Friday, June 21st, 2019

from:  https://www.pamdennison.com/asking-the-owner-is-great-but-how-about-asking-the-dog/

Asking the Owner is Great, But How About Asking the Dog?

Asking the Owner is Great, But How About Asking the Dog?
Pamela Dennison (c) 2017

Although people actually asking permission to pet your dog from a safe distance is verrry slowwwly on the rise (people are still racing up to strange dogs, still getting bit, still causing trauma to the dog, still thinking dogs are public property…sigh…), there is one part, equally important, that continues to be missed.

Asking the DOG!

True stories:
You ask to pet someone else’s dog. They say “yes, you may.” You walk right up to the dog, reach down and over the dog’s head with arm outstretched…and whammo! Instant dog bite.
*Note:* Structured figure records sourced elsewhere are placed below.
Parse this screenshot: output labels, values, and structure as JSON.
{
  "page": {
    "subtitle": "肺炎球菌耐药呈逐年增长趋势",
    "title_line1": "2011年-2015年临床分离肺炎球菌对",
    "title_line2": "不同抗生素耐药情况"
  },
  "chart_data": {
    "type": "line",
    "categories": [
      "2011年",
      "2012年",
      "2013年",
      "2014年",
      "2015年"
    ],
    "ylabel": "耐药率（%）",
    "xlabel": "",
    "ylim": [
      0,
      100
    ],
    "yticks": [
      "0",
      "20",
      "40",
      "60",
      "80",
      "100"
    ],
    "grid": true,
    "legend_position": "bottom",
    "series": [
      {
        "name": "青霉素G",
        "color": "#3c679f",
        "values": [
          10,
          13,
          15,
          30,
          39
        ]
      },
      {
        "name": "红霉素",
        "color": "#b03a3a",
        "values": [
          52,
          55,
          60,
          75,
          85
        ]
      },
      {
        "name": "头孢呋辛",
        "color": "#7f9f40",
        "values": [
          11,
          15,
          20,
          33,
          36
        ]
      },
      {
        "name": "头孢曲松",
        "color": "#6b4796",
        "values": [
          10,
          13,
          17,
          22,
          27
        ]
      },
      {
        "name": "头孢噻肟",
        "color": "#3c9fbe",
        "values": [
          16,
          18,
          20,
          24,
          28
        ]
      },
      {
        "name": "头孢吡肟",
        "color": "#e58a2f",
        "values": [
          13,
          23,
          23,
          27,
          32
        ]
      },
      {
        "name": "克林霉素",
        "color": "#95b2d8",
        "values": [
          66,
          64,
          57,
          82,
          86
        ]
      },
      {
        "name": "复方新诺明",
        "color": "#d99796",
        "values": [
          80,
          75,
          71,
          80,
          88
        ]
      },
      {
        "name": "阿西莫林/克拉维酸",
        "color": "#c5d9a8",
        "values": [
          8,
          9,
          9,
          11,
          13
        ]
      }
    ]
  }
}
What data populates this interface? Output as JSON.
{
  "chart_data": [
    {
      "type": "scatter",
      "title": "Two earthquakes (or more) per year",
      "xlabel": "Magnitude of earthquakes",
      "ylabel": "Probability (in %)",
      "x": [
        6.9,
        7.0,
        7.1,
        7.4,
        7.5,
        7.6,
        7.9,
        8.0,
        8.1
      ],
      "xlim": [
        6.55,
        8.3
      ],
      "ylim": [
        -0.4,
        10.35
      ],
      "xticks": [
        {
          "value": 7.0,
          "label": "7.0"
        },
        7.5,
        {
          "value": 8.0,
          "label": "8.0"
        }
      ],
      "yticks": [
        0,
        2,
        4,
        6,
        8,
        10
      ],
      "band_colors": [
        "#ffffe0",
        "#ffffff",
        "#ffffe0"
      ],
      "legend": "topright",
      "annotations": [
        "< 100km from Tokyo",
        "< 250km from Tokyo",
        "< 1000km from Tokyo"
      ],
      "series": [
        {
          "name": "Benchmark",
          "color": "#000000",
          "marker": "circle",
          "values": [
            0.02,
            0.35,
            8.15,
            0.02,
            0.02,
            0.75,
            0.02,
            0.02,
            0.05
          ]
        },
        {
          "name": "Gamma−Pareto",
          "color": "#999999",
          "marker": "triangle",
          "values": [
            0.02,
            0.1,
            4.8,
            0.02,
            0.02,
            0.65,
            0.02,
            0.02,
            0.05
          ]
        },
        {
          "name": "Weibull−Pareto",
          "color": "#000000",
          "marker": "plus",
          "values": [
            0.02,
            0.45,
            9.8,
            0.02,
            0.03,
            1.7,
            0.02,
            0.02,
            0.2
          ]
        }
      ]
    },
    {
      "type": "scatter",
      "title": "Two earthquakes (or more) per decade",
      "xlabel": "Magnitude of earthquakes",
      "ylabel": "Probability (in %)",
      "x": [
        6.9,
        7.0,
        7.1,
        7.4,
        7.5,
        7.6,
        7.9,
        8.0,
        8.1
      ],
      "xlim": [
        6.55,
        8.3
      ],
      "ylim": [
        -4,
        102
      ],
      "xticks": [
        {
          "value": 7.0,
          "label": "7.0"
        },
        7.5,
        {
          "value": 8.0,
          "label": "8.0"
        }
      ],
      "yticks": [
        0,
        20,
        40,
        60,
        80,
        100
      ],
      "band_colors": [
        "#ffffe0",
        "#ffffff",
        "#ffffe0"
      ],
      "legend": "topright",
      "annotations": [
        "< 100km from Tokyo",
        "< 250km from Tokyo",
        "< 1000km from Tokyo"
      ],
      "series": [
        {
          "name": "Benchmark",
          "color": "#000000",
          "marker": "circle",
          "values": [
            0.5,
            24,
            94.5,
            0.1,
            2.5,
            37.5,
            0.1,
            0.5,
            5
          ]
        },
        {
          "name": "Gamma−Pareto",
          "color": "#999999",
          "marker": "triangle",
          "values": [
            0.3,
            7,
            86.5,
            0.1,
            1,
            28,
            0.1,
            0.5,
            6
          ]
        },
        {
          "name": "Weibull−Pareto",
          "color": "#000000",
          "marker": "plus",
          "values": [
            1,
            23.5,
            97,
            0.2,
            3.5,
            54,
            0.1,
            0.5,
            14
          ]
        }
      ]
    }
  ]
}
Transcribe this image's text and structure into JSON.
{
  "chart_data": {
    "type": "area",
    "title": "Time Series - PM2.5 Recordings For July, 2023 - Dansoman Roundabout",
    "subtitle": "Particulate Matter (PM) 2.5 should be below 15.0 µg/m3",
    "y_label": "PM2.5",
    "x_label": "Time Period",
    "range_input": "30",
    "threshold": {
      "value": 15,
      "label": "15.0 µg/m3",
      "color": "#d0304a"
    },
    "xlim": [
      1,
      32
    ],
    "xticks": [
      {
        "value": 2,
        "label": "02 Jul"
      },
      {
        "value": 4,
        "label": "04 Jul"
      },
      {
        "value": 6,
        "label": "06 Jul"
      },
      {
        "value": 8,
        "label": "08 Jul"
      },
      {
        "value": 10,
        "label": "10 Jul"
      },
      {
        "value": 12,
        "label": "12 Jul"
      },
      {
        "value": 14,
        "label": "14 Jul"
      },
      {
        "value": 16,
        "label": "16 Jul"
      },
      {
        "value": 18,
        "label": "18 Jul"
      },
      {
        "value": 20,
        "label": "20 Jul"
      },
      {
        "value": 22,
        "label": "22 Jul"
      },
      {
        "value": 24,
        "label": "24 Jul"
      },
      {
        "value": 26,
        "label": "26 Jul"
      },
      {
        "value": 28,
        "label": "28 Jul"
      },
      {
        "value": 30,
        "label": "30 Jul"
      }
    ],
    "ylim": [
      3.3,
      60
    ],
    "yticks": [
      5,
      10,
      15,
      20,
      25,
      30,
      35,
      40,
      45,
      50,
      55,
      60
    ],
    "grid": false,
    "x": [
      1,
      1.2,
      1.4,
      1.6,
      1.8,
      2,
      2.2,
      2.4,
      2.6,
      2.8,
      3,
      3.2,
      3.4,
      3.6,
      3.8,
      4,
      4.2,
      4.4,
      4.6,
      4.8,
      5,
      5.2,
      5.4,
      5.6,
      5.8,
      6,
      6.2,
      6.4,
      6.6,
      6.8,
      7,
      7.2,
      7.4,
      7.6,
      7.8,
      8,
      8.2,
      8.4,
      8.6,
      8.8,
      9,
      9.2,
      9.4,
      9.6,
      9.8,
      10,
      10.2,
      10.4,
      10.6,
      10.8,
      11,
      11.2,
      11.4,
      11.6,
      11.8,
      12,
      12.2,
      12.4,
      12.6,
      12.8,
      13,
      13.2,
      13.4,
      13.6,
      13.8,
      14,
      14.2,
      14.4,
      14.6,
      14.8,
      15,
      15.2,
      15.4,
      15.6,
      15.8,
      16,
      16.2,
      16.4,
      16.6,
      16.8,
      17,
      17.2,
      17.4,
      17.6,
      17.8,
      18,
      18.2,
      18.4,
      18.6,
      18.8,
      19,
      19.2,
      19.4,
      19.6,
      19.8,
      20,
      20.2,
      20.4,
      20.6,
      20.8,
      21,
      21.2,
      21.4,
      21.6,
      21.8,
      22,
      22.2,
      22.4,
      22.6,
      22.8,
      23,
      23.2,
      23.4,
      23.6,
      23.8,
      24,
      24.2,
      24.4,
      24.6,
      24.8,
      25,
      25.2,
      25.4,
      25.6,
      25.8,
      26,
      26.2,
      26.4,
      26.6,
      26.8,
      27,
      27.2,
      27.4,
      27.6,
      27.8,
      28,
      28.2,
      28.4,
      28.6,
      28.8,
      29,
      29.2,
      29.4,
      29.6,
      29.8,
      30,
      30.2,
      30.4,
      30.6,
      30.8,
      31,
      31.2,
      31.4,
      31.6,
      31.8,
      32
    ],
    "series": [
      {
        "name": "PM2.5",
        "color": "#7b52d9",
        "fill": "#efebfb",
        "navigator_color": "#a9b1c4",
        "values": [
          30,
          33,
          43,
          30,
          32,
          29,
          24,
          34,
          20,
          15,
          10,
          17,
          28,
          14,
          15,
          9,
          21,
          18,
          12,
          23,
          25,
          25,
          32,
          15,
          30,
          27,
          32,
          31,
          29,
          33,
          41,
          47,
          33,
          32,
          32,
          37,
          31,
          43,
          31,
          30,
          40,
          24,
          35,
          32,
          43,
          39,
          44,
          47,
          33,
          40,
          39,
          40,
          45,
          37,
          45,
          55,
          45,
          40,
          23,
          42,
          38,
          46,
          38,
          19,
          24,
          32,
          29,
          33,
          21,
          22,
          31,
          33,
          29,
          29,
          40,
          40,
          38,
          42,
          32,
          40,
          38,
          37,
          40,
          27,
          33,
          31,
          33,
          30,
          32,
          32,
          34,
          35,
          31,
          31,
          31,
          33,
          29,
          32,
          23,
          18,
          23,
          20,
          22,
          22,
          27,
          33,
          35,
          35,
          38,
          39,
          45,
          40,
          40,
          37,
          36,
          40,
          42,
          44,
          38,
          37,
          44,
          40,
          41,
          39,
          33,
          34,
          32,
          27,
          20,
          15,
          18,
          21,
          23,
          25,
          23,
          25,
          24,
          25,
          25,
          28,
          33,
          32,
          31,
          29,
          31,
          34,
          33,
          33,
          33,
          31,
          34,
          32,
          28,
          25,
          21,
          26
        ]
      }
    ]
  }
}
I had this happen at my business about a month ago: A stranger walked in to inquire about dog training. She saw the cute Pug across the room and without an invitation, made a beeline for the dog. Dog was scared and started growling. I instantly stepped in between and the stranger started to walk around me to get to the dog. I had to hold the stranger by the shoulders to stop her. I asked her what she was doing. Her response, “I want to pet the dog.” I told her to look at the dog, “does it look like that dog wants to be pet?” (in the meantime the dog is still growling). Her reply, “But I want to pet the dog.” I told her “It’s not about what YOU want, it’s about if the dog wants you to approach and pet.” She wasn’t all that happy about me physically blocking her from getting to the dog, but finally backed off.

Even with the most innocent “ask and receive permission from the owner,” did you ever think to ASK the dog? Obviously we can’t “ask” the dog like we just did their owner, but if you’re observant and get out of your own internal wish to pet that dog come hell or high water, you can actually ask the dog.

When I’m petting a strange dog (after getting permission, although I have to say, I rarely ask to pet someone else’s dog, preferring to admire from a distance – yes even with my own clients dogs), I do NOT just walk up to it and thrust my hand in it’s face. I squat down sideways, look away, yawn, lick my lips, keep my hands to myself, and wait….I watch out of the corner of my eye to see if and how the dog approaches. If the dog comes up nicely (no head down, tail not tucked, not too timidly, no overt calming signals, etc.), I still wait…if the dog sniffs me, great. I still wait…(a dog sniffing you is NOT an invitation to pet it). If the dog inserts it’s face under my arm or hand with a typical “pet me” motion, then I do a few soft strokes on the chest and then take my hand away and wait…if the dog walks away, I let him move away – he’s allowed to have his own opinion about how and how much he’s willing to be touched. If the dog stays with me, I’ll pet a little more, then take my hand away again and wait… I give the dog an “out” so that if they want more petting, they can have it and if they don’t, I don’t pressure them to accept it.

There have been some dogs that when I approach sideways, tell me from many feet away that I’m too close. I don’t pressure the dog – I simply walk away. After all, we all have our own comfort zone, where we will allow, or not allow certain people to come into or stay out of it. It’s only fair to respect dogs for the same thing.

Take a look at the photo above. This dog isn’t all that thrilled about being pet on the head – you can see his head ducking and he’s licking his lips. If you aren’t aware of dog body language and you approach a dog inappropriately, be aware that you may be inviting a bite.

Educate yourself! THE best resource is Turid Rugaas and her book and DVD on Calming Signals. (www.dogwise.com) Get them both and be sure to watch the DVD a minimum of 12 times. I’ve watched it over 2,000 times. No lie.